Opening end-to-end encryption leaves platforms open to attack, whether it be hackers or internal contributors looking to take advantage. Another issue is that once data can be accessed, who will have permission to access it, when you consider that data (especially given the example of a messaging platform) is likely to cross multiple borders – once this happens the data must be dealt with in accordance to the data laws in each country which also raises the question of who would be liable if data was lost or a breach occurred.
Legally speaking, the door may be shutting
This is a high-profile debate and there are many stakeholders with their own agendas to consider, The European Union being one of those. This week it has been reported that, a European Parliament Committee wants to end the debate by banning ‘back-doors’ into encrypted messaging applications.
Draft legislation will seek to extend the rights an individual has around personal privacy and with this likely to cover online communications, those who are looking for a back-door may have to find another solution.

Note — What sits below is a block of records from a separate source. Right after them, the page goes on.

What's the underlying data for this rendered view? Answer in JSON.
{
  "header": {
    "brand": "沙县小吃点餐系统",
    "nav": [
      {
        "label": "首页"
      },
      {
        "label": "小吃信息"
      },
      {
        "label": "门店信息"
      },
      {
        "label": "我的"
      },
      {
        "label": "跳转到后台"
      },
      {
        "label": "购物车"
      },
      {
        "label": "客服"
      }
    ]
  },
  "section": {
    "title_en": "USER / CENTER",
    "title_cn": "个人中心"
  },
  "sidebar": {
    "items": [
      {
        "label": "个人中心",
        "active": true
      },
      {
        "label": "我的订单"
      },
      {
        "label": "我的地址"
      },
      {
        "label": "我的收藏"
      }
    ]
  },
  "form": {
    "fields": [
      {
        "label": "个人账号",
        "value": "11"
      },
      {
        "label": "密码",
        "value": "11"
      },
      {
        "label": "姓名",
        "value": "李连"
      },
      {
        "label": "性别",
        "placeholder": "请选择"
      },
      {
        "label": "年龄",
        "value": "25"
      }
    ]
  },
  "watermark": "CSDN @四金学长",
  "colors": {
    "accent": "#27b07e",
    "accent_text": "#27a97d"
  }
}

The proposal will seek to amend Article Seven of the EU’s Charter of Fundamental Rights to protect individuals and to reduce the risk of sensitive information being hacked or accessed by unauthorized persons.
It is unlikely that authorities, police forces and governments are going to all together drop their interest in being able to access and review content being sent via encrypted platforms but a ‘back-door key’ is starting to seem less likely of a route in. One potential avenue that authorities can take is working with technology providers to do traffic analysis and understand patterns of behaviour such as who is talking to who, where and when.